L’appel initial était une déclaration d’indépendance et de sécession vis-à-vis des partis politiques, de leurs représentants et de leur idéologie. Il déclarait aussi la volonté de protester pacifiquement contre la gestion étatique de la crise de la dette et « tous ceux qui nous ont amenés là où nous en sommes ». De plus, un des principaux mots d’ordre était l’appel à une « démocratie réelle ». Ce mot d’ordre, « démocratie réelle ! » fut rapidement remplacé après quelques jours par celui de « démocratie directe ! ». Les efforts faits au début par les organisateurs pour mettre en place un ensemble de règles démocratiques pour les assemblées furent rejetés par les participants. Cependant, certaines règles furent établies au bout de quelques jours en ce qui concernait la durée des prises de parole (90 secondes), la façon dont quelqu’un pouvait proposer un sujet de discussion (en étant choisi par tirage au sort)… Nous devons aussi mentionner qu’autour de la colonne vertébrale de l’assemblée générale, il y avait toujours plein de discussions, d’événements et même des confrontations entre les participants.

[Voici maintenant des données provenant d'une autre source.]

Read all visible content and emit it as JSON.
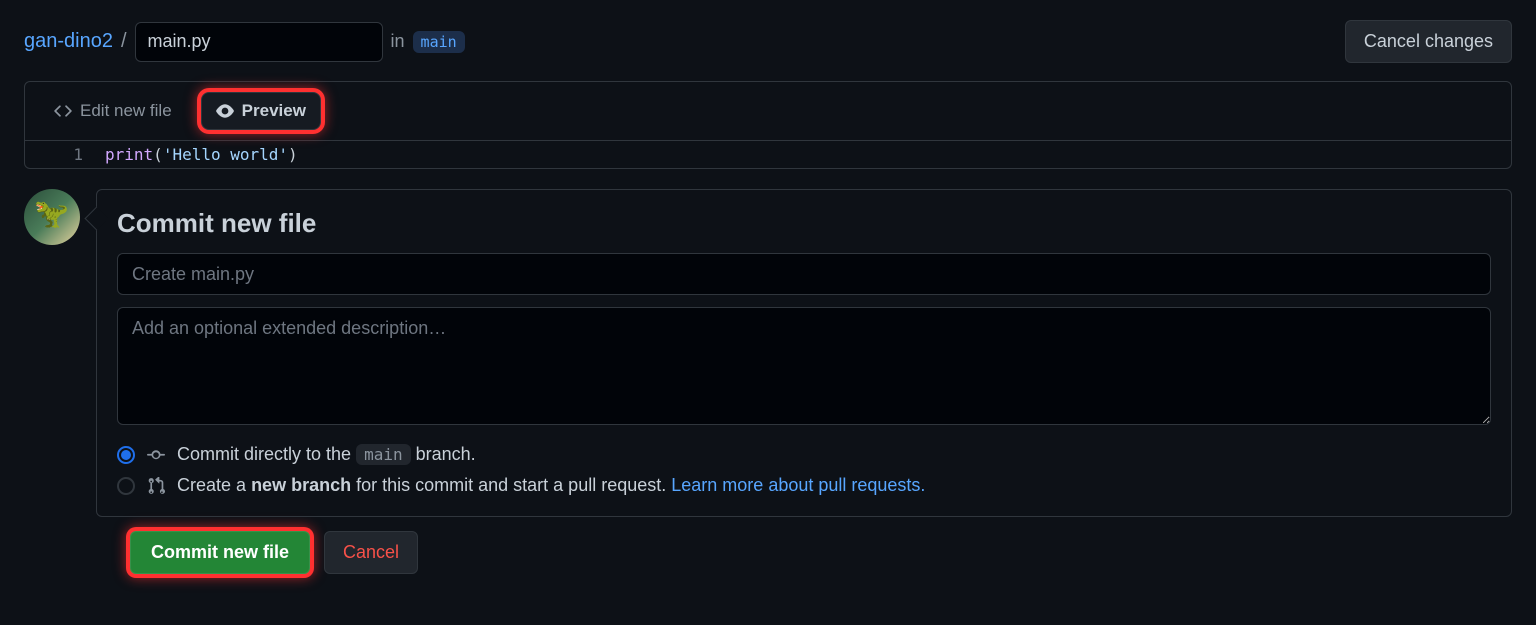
{
  "breadcrumb": {
    "repo": "gan-dino2",
    "separator": "/",
    "filename_value": "main.py",
    "in_label": "in",
    "branch": "main"
  },
  "header": {
    "cancel_changes": "Cancel changes"
  },
  "tabs": {
    "edit": "Edit new file",
    "preview": "Preview"
  },
  "code": {
    "line_num": "1",
    "func": "print",
    "open": "(",
    "str": "'Hello world'",
    "close": ")"
  },
  "commit": {
    "title": "Commit new file",
    "summary_placeholder": "Create main.py",
    "desc_placeholder": "Add an optional extended description…",
    "radio1_pre": "Commit directly to the",
    "radio1_branch": "main",
    "radio1_post": "branch.",
    "radio2_pre": "Create a",
    "radio2_bold": "new branch",
    "radio2_mid": "for this commit and start a pull request.",
    "radio2_link": "Learn more about pull requests.",
    "commit_button": "Commit new file",
    "cancel_button": "Cancel"
  }
}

Au début, il y avait un esprit communautaire dans l’effort d’auto-organiser l’occupation de la place et officiellement les partis politiques n’étaient pas tolérés. Cependant, les gauchistes et, en particulier, ceux qui venaient de SYRIZA (coalition de la Gauche Radicale) furent rapidement impliqués dans l’assemblée de Syntagma et conquirent des postes importants dans le groupe qui avait été formé pour gérer l’occupation de la place Syntagma et, plus spécifiquement, dans le groupe pour le « secrétariat de soutien » et celui responsable de la « communication ». Ces deux groupes sont les plus importants parce qu’ils organisent les ordres du jour des assemblées aussi bien que la tenue des discussions. On doit remarquer que ces gens ne faisaient pas état de leur affiliation politique et qu’ils apparaissaient comme des « individus ». Cependant, ces politiciens sont incapables de manipuler complètement une assemblée aussi insaisissable et hétérogène quand le déni de légitimité aux partis politiques est prédominant. Il est très difficile de participer en tant qu’individu dans ces groupes spécifiques d’ailleurs, puisqu’il vous faut vous confronter avec les mécanismes de fonctionnement occulte des partis gauchistes.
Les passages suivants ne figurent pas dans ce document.